The moment I listened to the song "Fading away" by Ollie, I knew that one day I have to capture the lyrics in images. I feel strongly connected to this song, as it is an honest and true self-reflection. The author has very similar problems and socially analytical perspectives as I have. I have not drunk much alcohol myself for a longer period of time; I went to parties and did not consume much alcohol, just observing what a huge impact it has on people consuming it. But even then, I could enjoy the party seeing everyone around me gaining more courage and power like after drinking a supernatural magic potion of Panoramix. But as soon as the magical power disappeared people lost control and physically or mentally broke down. Well of course, it is nothing new, everyone knows the consequences of overdosed alcohol consumption. But it opened my eyes! And since then I really reconnected to this song by Ollie. Another important part of this song deals with Instagram. It caused me many troubles, stress and discomfort, as I mentioned in a previous article.

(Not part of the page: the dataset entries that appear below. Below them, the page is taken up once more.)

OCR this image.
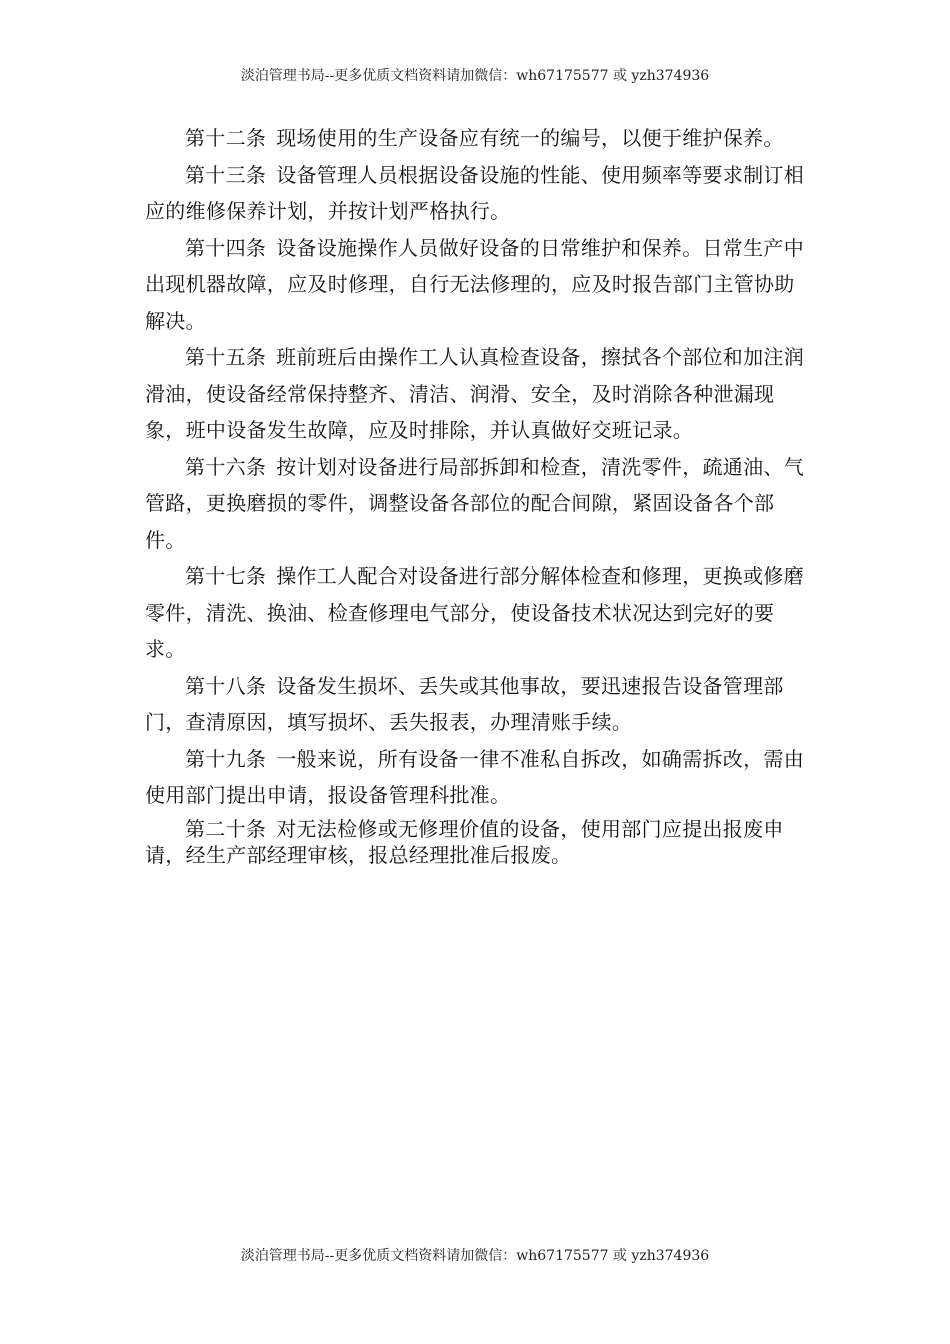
淡泊管理书局--更多优质文档资料请加微信：wh67175577 或 yzh374936

第十二条 现场使用的生产设备应有统一的编号，以便于维护保养。

第十三条 设备管理人员根据设备设施的性能、使用频率等要求制订相应的维修保养计划，并按计划严格执行。

第十四条 设备设施操作人员做好设备的日常维护和保养。日常生产中出现机器故障，应及时修理，自行无法修理的，应及时报告部门主管协助解决。

第十五条 班前班后由操作工人认真检查设备，擦拭各个部位和加注润滑油，使设备经常保持整齐、清洁、润滑、安全，及时消除各种泄漏现象，班中设备发生故障，应及时排除，并认真做好交班记录。

第十六条 按计划对设备进行局部拆卸和检查，清洗零件，疏通油、气管路，更换磨损的零件，调整设备各部位的配合间隙，紧固设备各个部件。

第十七条 操作工人配合对设备进行部分解体检查和修理，更换或修磨零件，清洗、换油、检查修理电气部分，使设备技术状况达到完好的要求。

第十八条 设备发生损坏、丢失或其他事故，要迅速报告设备管理部门，查清原因，填写损坏、丢失报表，办理清账手续。

第十九条 一般来说，所有设备一律不准私自拆改，如确需拆改，需由使用部门提出申请，报设备管理科批准。

第二十条 对无法检修或无修理价值的设备，使用部门应提出报废申请，经生产部经理审核，报总经理批准后报废。

淡泊管理书局--更多优质文档资料请加微信：wh67175577 或 yzh374936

Now, after being on a sick leave for 3 weeks, not able to leave the house - as by Polish law, I am obliged to stay at home during my sick leave - I definitely did turn endless circles in my head. Questions, over questions and questions. Once my head started to sincerely hurt, I knew it was a wake-up call for action! So I set myself a new challenge: shooting indoor with artificial light sources. Something, I have never done before. And for sure, I wanted to implement my thoughts of the last weeks into those images. So I immediately messaged Theo, the first model I could imagine to fit to this series, shared my plan with her and invited her to my home.
The moment she entered the flat, she probably came to the messiest shooting set-up of all time: dirty dishes all over the place, open bottles of beer and vodka, food leftovers and trash. Pretty messy concept for a first indoor shooting, I have to admit. It was actually very difficult for me to create such a mess. I'm way better at making order, which I could do for sure after the shoot. But the work was definitely worth it aa things worked out perfectly. After two hours of shooting we had all images we needed.
Have you ever based a visual story on a song? Or just single images? What were your experiences?
To summarise my experience:
This new challenge encouraged me to go a new path, even though I was afraid of failing at it. It gave me more confidence, released the mental stress in my head and fostered my creativity. As I constantly seek to grow as a photographer and artist I keep focussing on my goals only, forgetting what I have already achieved. And now, I finally came to this point looking back at my achievements. Only one year ago, I started shooting portraits and I can finally say that I am proud of myself and my hard work! I would have never considered to be able to take such images. I love them!
Thanks to Theo for helping me with my challenge.